5e chambre Pole social, 14 novembre 2024 — 23/01699
Texte intégral
RÉPUBLIQUE FRANÇAISE
AU NOM DU PEUPLE FRANÇAIS
ARRÊT N°
N° RG 23/01699 - N° Portalis DBVH-V-B7H-I2J3
POLE SOCIAL DU TJ DE NIMES
13 avril 2023
RG :21/00523
CARSAT LANGUEDOC ROUSSILLON
C/
[S]
Grosse délivrée le 14 NOVEMBRE 2024 à :
- La CARSAT
- Me ARNAL
COUR D'APPEL DE NÎMES
CHAMBRE CIVILE
5e chambre Pole social
ARRÊT DU 14 NOVEMBRE 2024
Décision déférée à la Cour : Jugement du Pole social du TJ de NIMES en date du 13 Avril 2023, N°21/00523
COMPOSITION DE LA COUR LORS DES DÉBATS :
M. Yves ROUQUETTE-DUGARET, Président, a entendu les plaidoiries, en application de l'article 805 du code de procédure civile, sans opposition des avocats, et en a rendu compte à la cour lors de son délibéré.

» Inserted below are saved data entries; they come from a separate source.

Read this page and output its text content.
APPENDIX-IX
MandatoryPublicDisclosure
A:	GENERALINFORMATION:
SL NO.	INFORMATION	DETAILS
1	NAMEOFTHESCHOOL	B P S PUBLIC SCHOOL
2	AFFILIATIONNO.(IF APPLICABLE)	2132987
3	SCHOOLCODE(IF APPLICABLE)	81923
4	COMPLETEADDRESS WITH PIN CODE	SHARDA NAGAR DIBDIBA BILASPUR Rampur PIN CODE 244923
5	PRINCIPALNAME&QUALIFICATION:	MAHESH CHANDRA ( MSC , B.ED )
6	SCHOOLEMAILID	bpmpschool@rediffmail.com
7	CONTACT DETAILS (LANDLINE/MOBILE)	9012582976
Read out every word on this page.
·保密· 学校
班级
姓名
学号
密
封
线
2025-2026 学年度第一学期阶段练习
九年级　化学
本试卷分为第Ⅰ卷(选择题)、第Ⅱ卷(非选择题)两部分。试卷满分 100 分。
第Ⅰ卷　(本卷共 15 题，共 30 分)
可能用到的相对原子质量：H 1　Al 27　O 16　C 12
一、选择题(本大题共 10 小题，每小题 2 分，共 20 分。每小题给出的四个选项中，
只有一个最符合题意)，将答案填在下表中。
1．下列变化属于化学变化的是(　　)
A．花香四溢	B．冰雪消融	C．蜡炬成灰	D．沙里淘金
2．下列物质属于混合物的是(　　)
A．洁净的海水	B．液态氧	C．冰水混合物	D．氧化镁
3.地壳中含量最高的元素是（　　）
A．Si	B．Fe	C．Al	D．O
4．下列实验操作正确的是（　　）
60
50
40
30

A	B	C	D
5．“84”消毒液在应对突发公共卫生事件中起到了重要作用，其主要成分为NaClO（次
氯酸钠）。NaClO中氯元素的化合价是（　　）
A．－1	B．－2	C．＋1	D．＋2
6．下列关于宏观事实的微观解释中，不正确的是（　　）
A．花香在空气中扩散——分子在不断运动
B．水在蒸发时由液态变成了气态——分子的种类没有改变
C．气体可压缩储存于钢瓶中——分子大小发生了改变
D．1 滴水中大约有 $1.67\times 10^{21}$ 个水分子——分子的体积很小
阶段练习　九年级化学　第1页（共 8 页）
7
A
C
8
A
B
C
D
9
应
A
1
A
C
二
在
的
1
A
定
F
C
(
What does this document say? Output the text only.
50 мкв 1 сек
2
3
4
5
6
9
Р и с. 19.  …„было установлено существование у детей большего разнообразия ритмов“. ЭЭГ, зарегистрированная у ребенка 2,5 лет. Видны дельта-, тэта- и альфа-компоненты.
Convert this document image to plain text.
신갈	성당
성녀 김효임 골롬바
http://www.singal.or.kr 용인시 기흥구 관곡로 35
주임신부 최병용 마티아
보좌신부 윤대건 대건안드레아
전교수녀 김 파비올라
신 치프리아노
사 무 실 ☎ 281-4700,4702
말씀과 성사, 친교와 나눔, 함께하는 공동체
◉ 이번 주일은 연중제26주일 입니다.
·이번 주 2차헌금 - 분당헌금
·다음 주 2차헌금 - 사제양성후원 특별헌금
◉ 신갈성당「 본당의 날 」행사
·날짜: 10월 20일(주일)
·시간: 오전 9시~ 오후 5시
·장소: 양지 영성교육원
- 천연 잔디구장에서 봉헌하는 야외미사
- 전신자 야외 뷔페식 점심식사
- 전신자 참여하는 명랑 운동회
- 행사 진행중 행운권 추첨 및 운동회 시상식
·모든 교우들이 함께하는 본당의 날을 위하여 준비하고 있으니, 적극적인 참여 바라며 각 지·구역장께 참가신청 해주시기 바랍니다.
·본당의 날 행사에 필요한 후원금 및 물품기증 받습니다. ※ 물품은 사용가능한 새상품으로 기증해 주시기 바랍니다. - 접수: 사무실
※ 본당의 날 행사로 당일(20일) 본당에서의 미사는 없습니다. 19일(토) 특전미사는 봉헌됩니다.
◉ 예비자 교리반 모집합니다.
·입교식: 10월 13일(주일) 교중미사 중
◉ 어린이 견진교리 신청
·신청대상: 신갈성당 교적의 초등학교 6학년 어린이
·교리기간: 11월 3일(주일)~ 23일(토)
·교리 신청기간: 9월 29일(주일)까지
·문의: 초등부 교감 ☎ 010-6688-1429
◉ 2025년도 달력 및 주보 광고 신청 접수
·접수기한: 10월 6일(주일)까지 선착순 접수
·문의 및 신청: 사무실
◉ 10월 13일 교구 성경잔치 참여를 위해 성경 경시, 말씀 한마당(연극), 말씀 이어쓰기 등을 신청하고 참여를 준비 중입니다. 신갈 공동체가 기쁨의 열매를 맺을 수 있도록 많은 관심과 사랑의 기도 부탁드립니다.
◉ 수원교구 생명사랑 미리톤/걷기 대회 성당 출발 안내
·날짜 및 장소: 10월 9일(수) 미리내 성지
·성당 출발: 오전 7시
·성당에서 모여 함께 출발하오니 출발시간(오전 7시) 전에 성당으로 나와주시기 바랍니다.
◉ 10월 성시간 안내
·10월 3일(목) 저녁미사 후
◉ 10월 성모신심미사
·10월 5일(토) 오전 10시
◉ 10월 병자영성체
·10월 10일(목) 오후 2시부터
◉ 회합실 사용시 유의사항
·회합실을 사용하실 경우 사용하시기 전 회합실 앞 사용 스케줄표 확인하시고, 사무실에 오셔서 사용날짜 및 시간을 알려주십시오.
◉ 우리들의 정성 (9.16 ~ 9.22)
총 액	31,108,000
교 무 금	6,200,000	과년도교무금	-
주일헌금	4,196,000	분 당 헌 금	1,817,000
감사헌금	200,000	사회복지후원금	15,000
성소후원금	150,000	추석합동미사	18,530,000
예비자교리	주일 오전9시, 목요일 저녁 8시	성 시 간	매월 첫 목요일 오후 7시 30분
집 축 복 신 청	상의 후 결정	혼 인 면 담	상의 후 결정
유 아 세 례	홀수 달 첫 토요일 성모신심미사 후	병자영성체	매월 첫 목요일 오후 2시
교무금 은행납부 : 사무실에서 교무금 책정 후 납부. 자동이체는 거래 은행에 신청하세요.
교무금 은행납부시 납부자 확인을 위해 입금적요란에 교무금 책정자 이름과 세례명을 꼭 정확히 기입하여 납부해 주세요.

COMPOSITION DE LA COUR LORS DU DÉLIBÉRÉ :
M. Yves ROUQUETTE-DUGARET, Président
Mme Catherine REYTER LEVIS, Conseillère
Madame Evelyne MARTIN, Conseillère
GREFFIER :
Monsieur Julian LAUNAY-BESTOSO, Greffier lors des débats et Madame Delphine OLLMANN, Greffière lors du prononcé de la décision.
DÉBATS :
A l'audience publique du 11 Septembre 2024, où l'affaire a été mise en délibéré au 14 Novembre 2024.
Les parties ont été avisées que l'arrêt sera prononcé par sa mise à disposition au greffe de la cour d'appel.
APPELANTE :
CARSAT LANGUEDOC ROUSSILLON
[Adresse 1]
[Localité 3]
Représentée par Mme [E] [Y] (Membre de l'entrep.) en vertu d'un pouvoir général
INTIMÉE :
Madame [Z] [S] épouse [C]
née le 21 Décembre 1949
[Adresse 5]
[Adresse 4]
[Localité 2]
Représentée par Me Jérôme ARNAL, avocat au barreau de NIMES
ARRÊT :
Arrêt contradictoire, prononcé publiquement et signé par M. Yves ROUQUETTE-DUGARET, Président, le 14 Novembre 2024, par mise à disposition au greffe de la cour.
FAITS, PROCÉDURE, MOYENS ET PRÉTENTIONS DES PARTIES
Mme [Z] [S] épouse [C] est bénéficiaire de l'allocation de solidarité aux personnes âgées (ASPA) depuis le 1er novembre 2015.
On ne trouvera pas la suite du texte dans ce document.